From TC contributor Vadym Synegin: “Ukrainians Often pioneered by market-leading companies, they have built products that have a positive impact on society, especially in the fintech sector. Despite the obstacles of the war, the Ukrainian fintech community is working to create better infrastructure and regulations for the country, which can attract important companies and institutional investors from different backgrounds. Read here 5 reasons why Ukraine’s fintech sector is growing despite the war.

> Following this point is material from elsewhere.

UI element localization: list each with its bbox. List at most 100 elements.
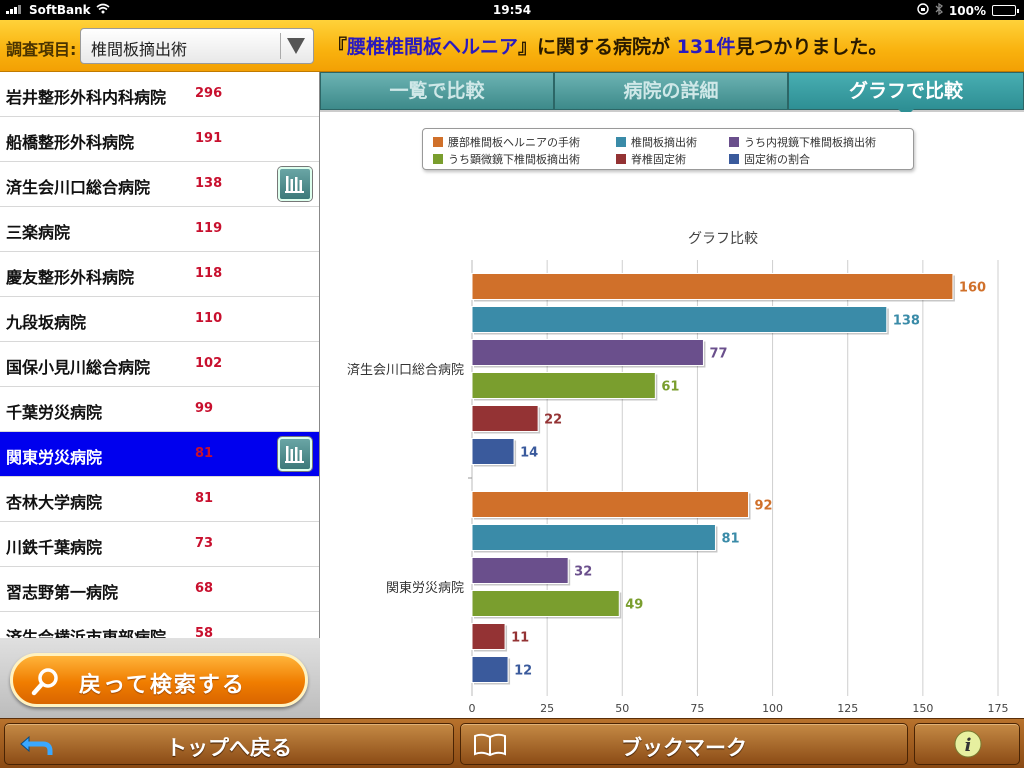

Real estate technology startup to the houseIn the year In May 2021, a Series B round of funding led by Norwest Venture Partners raised $136 million at a valuation “north of $800 million” and $235 million in debt, cutting about 20% of its workforce. RealTrends reports: “‘Buy before you sell’ Humward cuts 20 percent of workforce, CEO Tim Heil says in letter to employees…Despite Heil reporting the company’s “strongest month ever” in May and strong second-quarter results, “Heil Market Turns It was more sudden than expected and forced the organization to downsize.” In the year At the time of the May 2021 addition, the company had 203 employees, so based on that, Homeward could lay off about 40 people.
Funding and M&A
Featured on TechCrunch.
Real work50 million to help lenders verify borrowers’ income and employment
MoreWealth Tech Company, Banks $15 Million Series A Value Reaches $50 Million
Phoenix FinTech Spotlight Raises $30 Million As It Picks Its Sides The startup announced earlier this year that it is becoming a payments facilitator in addition to enabling other companies to facilitate payments. The move puts it in direct competition with Stripe.
And elsewhere
DD360 It will receive 91 million dollars to increase the supply of protech and fintech in Mexico
Modern life Purses 15 million dollars to support insurance consultants
Financial Venture Studio (FVS) Closes $40 million fund – “The fund continues to outperform…Fund I reached 4x,” a spokesperson told me in an email. In February, TechCrunch reported that FVS named former startup founder and advisor Cameron Peake as its new partner.
Focused on food stamps fodder Raises $22M – TechCrunch first covered Fodder when it emerged from hiding in March.